Mentre, con riguardo al periculum in mora, è opportuno specificare che quest’ultimo può desumersi tanto da elementi oggettivi quanto da elementi soggettivi. Nello specifico, ciò che si richiede all’istante, per consentire l’accoglimento della sua domanda nel merito, è che egli prospetti la probabile sopravvenienza futura di un pregiudizio circa la propria situazione sostanziale, alla cui neutralizzazione mira il provvedimento cautelare richiesto[2].
Dal momento che si parla di una valutazione futura, ciò che viene chiesto al giudice è verificare la probabilità con la quale la situazione sostanziale può essere esposta a rischi di pregiudizio.
Il periculum rappresenta, in definitiva, l’interesse ad agire davanti al giudice cautelare, dando luogo all’accertamento di una condizione dell’azione cautelare, e allo stesso tempo una componente essenziale dell’oggetto dell’attività decisoria giudiziale.

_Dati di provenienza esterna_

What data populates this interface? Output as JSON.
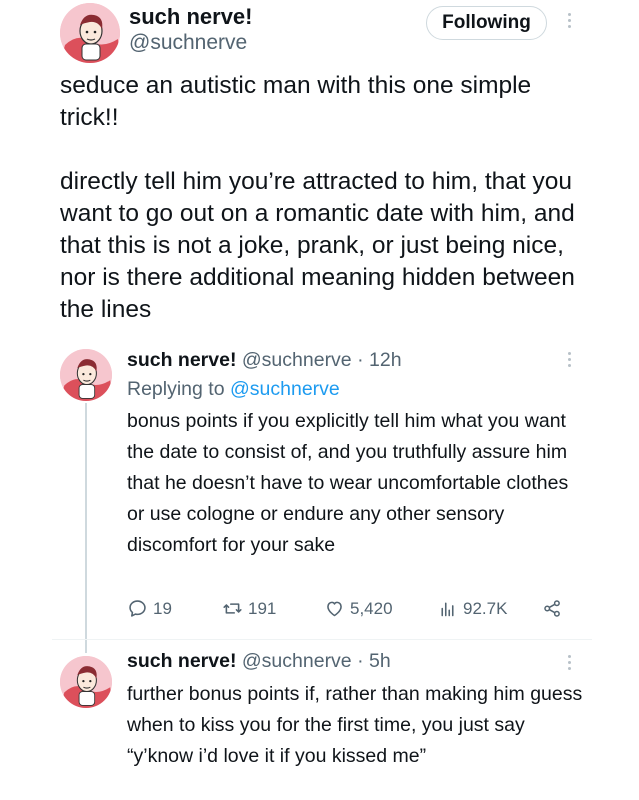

Tanto nel caso del fumus, quanto nel caso del periculum al giudice è richiesto di pronosticare, attraverso un preventivo calcolo di probabilità, ciò che accadrà in futuro, ovvero:
- a) se la situazione sostanziale rappresentata dall’istante risulti fondata e possa superare il vaglio dell’accertamento pieno ed esauriente nel merito;
- b) se siano effettivi i prospettati rischi del pregiudizio.
In merito ad entrambi i presupposti, la giurisprudenza ritiene che sia necessaria una valutazione rigorosa degli stessi, stabilendo, nel caso del periculum in mora, i quali devono necessariamente sussistere congiuntamente.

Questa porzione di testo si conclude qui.